Precisely Tailoring Nitrogen Defects in Carbon Nitride for Efficient Photocatalytic Overall Water Splitting.

Abstract

Precisely tailoring the nitrogen defects has been verified to be a promising approach for promoting the photocatalytic efficiency of C3N4. Herein, two-coordinated-N vacancies are selectively introduced into the C3N4 framework by a facile Cl- modification method, whereas its concentration can be facilely tuned by varying Cl- usage in the process of thermal polymerization. Impressively, the optimal defective C3N4 (20 mg) exhibited superior hydrogen and oxygen evolution rates of 48.2 and 21.8 μmol h-1, respectively, in photocatalytic overall water splitting and an apparent quantum efficiency of 6.9% at 420 nm, the highest of reported single-component C3N4 photocatalysts for overall water splitting.
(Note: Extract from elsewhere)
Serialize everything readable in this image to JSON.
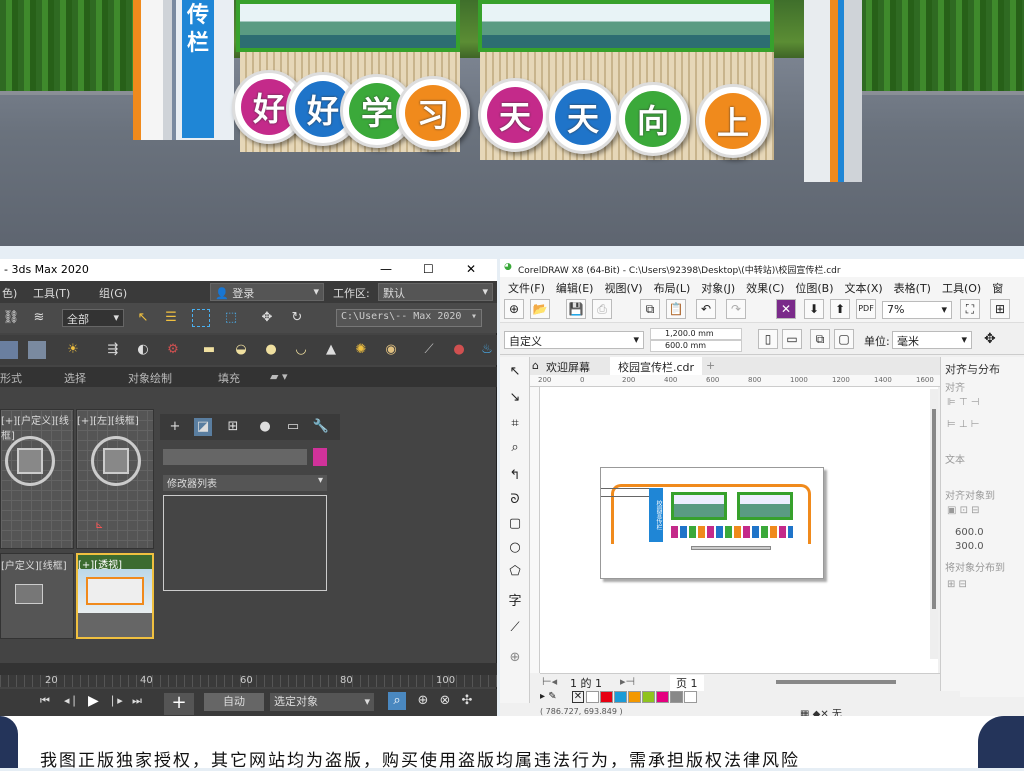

Systematic studies including XPS, DFT simulations, and NEXAFS reveal that Cl- modification preferentially facilitates the introduction of two-coordinated-N vacancies through tuning the formation energy and promotes charge carrier separation efficiency, thereby greatly enhancing the photocatalytic efficiency. This work allows for a viable approach to rationally designing defective C3N4 for efficient photocatalysis.